GENEVA, September 26 (UNHCR) - A UNHCR report released on Friday shows that the number of people seeking refugee status in industrialized countries continued to climb in the first half of 2014, driven by the wars in Syria and Iraq as well as conflict and instability in countries such as Afghanistan, Eritrea.
UNHCR's new "Asylum Trends" report, which is based on data received from 44 governments in Europe, North America and parts of the Asia-Pacific, says 330,700 people asked for refugee status in these 44 countries between the start of January and the end of June. The figure marks a rise of 24 per cent from the same period a year earlier, and slightly higher than in the second half of last year (328,100 claims).
The report warned that, based on historical trends showing higher numbers of asylum-seekers in the second half of each year, 2014 could produce as many as 700,000 claims - which would make it the highest level in industrialized countries in 20 years and a level not seen since the 1990s conflict in former Yugoslavia.
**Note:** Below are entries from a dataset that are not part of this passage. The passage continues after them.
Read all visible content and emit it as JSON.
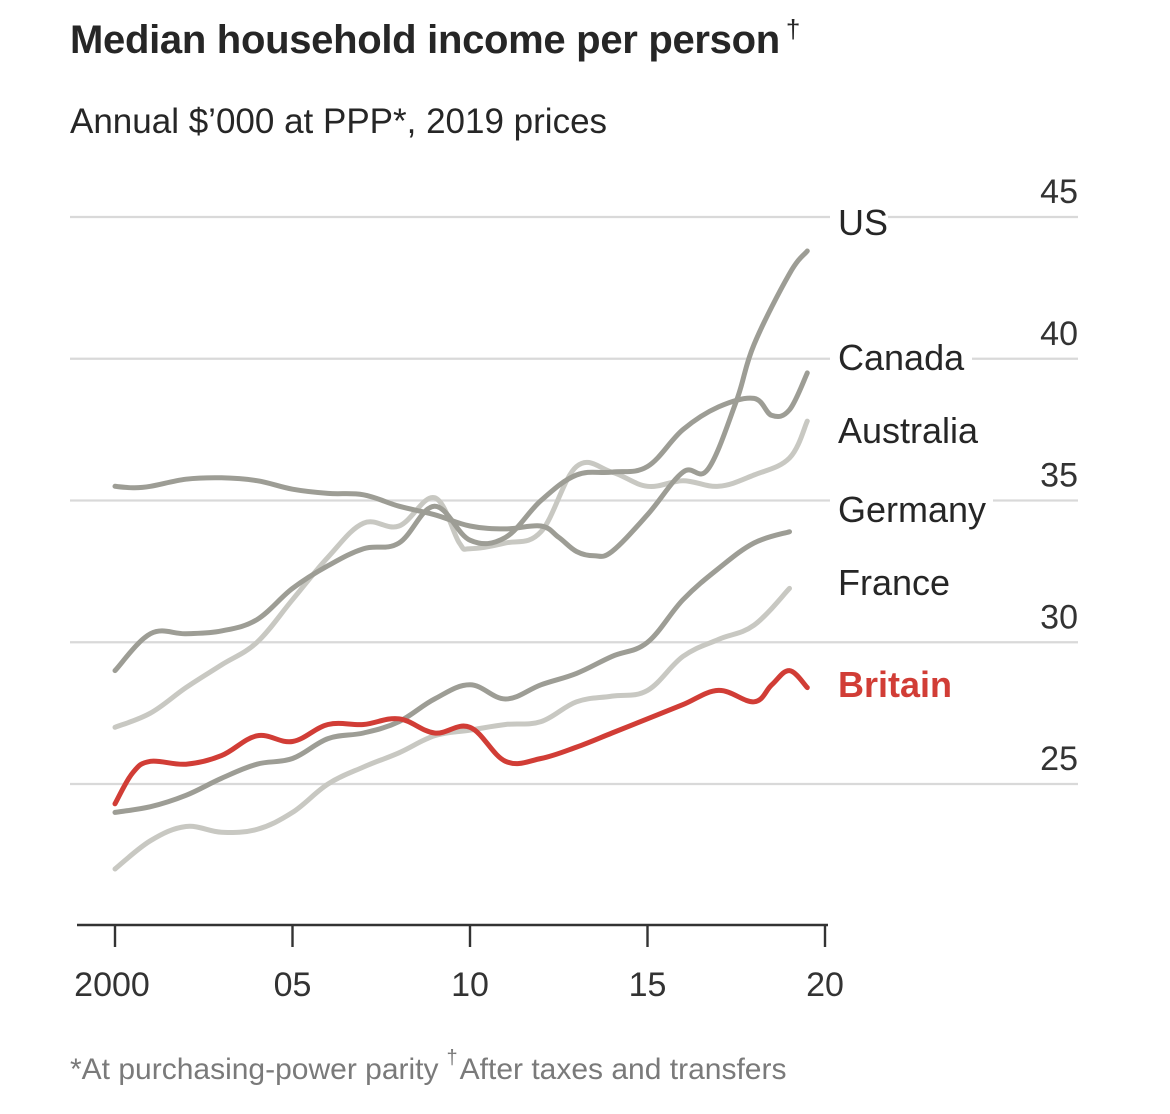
{
  "chart_data": {
    "type": "line",
    "title": "Median household income per person",
    "title_marker": "†",
    "subtitle": "Annual $’000 at PPP*, 2019 prices",
    "footnote_ppp": "*At purchasing-power parity",
    "footnote_marker": "†",
    "footnote_taxes": "After taxes and transfers",
    "xlabel": "",
    "ylabel": "",
    "xlim": [
      2000,
      2020
    ],
    "ylim": [
      20,
      45
    ],
    "y_ticks": [
      25,
      30,
      35,
      40,
      45
    ],
    "y_tick_labels": [
      "25",
      "30",
      "35",
      "40",
      "45"
    ],
    "x_ticks": [
      2000,
      2005,
      2010,
      2015,
      2020
    ],
    "x_tick_labels": [
      "2000",
      "05",
      "10",
      "15",
      "20"
    ],
    "grid": true,
    "colors": {
      "gridline": "#d9d9d9",
      "axis": "#333333",
      "tick_label": "#333333",
      "series_label": "#262626",
      "britain": "#d13d36"
    },
    "series": [
      {
        "name": "US",
        "color": "#9d9d95",
        "points": [
          [
            2000,
            35.5
          ],
          [
            2000.5,
            35.45
          ],
          [
            2001,
            35.5
          ],
          [
            2002,
            35.75
          ],
          [
            2003,
            35.8
          ],
          [
            2004,
            35.7
          ],
          [
            2005,
            35.4
          ],
          [
            2006,
            35.25
          ],
          [
            2007,
            35.2
          ],
          [
            2008,
            34.8
          ],
          [
            2009,
            34.5
          ],
          [
            2010,
            34.1
          ],
          [
            2011,
            34.0
          ],
          [
            2012,
            34.1
          ],
          [
            2012.5,
            33.7
          ],
          [
            2013,
            33.2
          ],
          [
            2013.5,
            33.05
          ],
          [
            2014,
            33.2
          ],
          [
            2015,
            34.5
          ],
          [
            2016,
            36.0
          ],
          [
            2016.7,
            36.1
          ],
          [
            2017.5,
            38.5
          ],
          [
            2018,
            40.5
          ],
          [
            2019,
            43.0
          ],
          [
            2019.5,
            43.8
          ]
        ]
      },
      {
        "name": "Canada",
        "color": "#9d9d95",
        "points": [
          [
            2000,
            29.0
          ],
          [
            2001,
            30.3
          ],
          [
            2002,
            30.3
          ],
          [
            2003,
            30.4
          ],
          [
            2004,
            30.8
          ],
          [
            2005,
            31.9
          ],
          [
            2006,
            32.7
          ],
          [
            2007,
            33.3
          ],
          [
            2008,
            33.5
          ],
          [
            2009,
            34.8
          ],
          [
            2010,
            33.6
          ],
          [
            2011,
            33.7
          ],
          [
            2012,
            35.0
          ],
          [
            2013,
            35.9
          ],
          [
            2014,
            36.0
          ],
          [
            2015,
            36.2
          ],
          [
            2016,
            37.5
          ],
          [
            2017,
            38.3
          ],
          [
            2018,
            38.6
          ],
          [
            2018.5,
            38.0
          ],
          [
            2019,
            38.2
          ],
          [
            2019.5,
            39.5
          ]
        ]
      },
      {
        "name": "Australia",
        "color": "#c8c8c2",
        "points": [
          [
            2000,
            27.0
          ],
          [
            2001,
            27.5
          ],
          [
            2002,
            28.4
          ],
          [
            2003,
            29.2
          ],
          [
            2004,
            30.0
          ],
          [
            2005,
            31.5
          ],
          [
            2006,
            33.0
          ],
          [
            2007,
            34.2
          ],
          [
            2008,
            34.1
          ],
          [
            2009,
            35.1
          ],
          [
            2009.7,
            33.5
          ],
          [
            2010,
            33.3
          ],
          [
            2011,
            33.5
          ],
          [
            2012,
            33.9
          ],
          [
            2013,
            36.2
          ],
          [
            2014,
            36.0
          ],
          [
            2015,
            35.5
          ],
          [
            2016,
            35.7
          ],
          [
            2017,
            35.5
          ],
          [
            2018,
            35.9
          ],
          [
            2019,
            36.5
          ],
          [
            2019.5,
            37.8
          ]
        ]
      },
      {
        "name": "Germany",
        "color": "#9d9d95",
        "points": [
          [
            2000,
            24.0
          ],
          [
            2001,
            24.2
          ],
          [
            2002,
            24.6
          ],
          [
            2003,
            25.2
          ],
          [
            2004,
            25.7
          ],
          [
            2005,
            25.9
          ],
          [
            2006,
            26.6
          ],
          [
            2007,
            26.8
          ],
          [
            2008,
            27.2
          ],
          [
            2009,
            28.0
          ],
          [
            2010,
            28.5
          ],
          [
            2011,
            28.0
          ],
          [
            2012,
            28.5
          ],
          [
            2013,
            28.9
          ],
          [
            2014,
            29.5
          ],
          [
            2015,
            30.0
          ],
          [
            2016,
            31.5
          ],
          [
            2017,
            32.6
          ],
          [
            2018,
            33.5
          ],
          [
            2019,
            33.9
          ]
        ]
      },
      {
        "name": "France",
        "color": "#c8c8c2",
        "points": [
          [
            2000,
            22.0
          ],
          [
            2001,
            23.0
          ],
          [
            2002,
            23.5
          ],
          [
            2003,
            23.3
          ],
          [
            2004,
            23.4
          ],
          [
            2005,
            24.0
          ],
          [
            2006,
            25.0
          ],
          [
            2007,
            25.6
          ],
          [
            2008,
            26.1
          ],
          [
            2009,
            26.7
          ],
          [
            2010,
            26.9
          ],
          [
            2011,
            27.1
          ],
          [
            2012,
            27.2
          ],
          [
            2013,
            27.9
          ],
          [
            2014,
            28.1
          ],
          [
            2015,
            28.3
          ],
          [
            2016,
            29.5
          ],
          [
            2017,
            30.1
          ],
          [
            2018,
            30.6
          ],
          [
            2019,
            31.9
          ]
        ]
      },
      {
        "name": "Britain",
        "color": "#d13d36",
        "points": [
          [
            2000,
            24.3
          ],
          [
            2000.5,
            25.4
          ],
          [
            2001,
            25.8
          ],
          [
            2002,
            25.7
          ],
          [
            2003,
            26.0
          ],
          [
            2004,
            26.7
          ],
          [
            2005,
            26.5
          ],
          [
            2006,
            27.1
          ],
          [
            2007,
            27.1
          ],
          [
            2008,
            27.3
          ],
          [
            2009,
            26.8
          ],
          [
            2010,
            27.0
          ],
          [
            2011,
            25.8
          ],
          [
            2012,
            25.9
          ],
          [
            2013,
            26.3
          ],
          [
            2014,
            26.8
          ],
          [
            2015,
            27.3
          ],
          [
            2016,
            27.8
          ],
          [
            2017,
            28.3
          ],
          [
            2018,
            27.9
          ],
          [
            2018.5,
            28.5
          ],
          [
            2019,
            29.0
          ],
          [
            2019.5,
            28.4
          ]
        ]
      }
    ]
  }
}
"We are clearly into an era of growing conflict," said UN High Commissioner for Refugees António Guterres. "The global humanitarian system is already in great difficulty. The international community needs to prepare their populations for the reality that in the absence of solutions to conflict more and more people are going to need refuge and care in the coming months and years. Unfortunately, it is not clear that the resources and the access to asylum will be available to help them."
Of the net overall increase in new claims shown in the report, more than two thirds of these were in just six countries - Germany, the United States, France, Sweden, Turkey and Italy.
Central Europe, in particular Hungary and Poland, as well as Australia saw declines in the numbers of people asking to be accepted as refugees. Australia had just 4,600 claims (a 20 per cent fall from a year earlier), while in Poland the number dropped to 3,300 (65 per cent lower) and in Hungary to 4,800 (58 per cent lower).
Overall, Syria was the main country of origin of people seeking asylum with a more than two-fold increase (48,400 claims compared to 18,900 in the same period in 2013). Iraq, where hundreds of thousands of people have become newly displaced this year, produced 21,300 asylum applications, followed by Afghanistan (19,300) and Eritrea (18,900).
Applications for refugee status in industrialized countries are just one element in the global picture of forced displacement from wars and conflict. As of the end of 2013, some 51.2 million people were forcibly displaced worldwide. Most remain either internally displaced within their own countries, else as refugees hosted in states bordering onto war zones.
UNHCR publishes data on worldwide forced displacement in its annual Global Trends report. Reports on asylum in industrialized countries are normally published twice annually.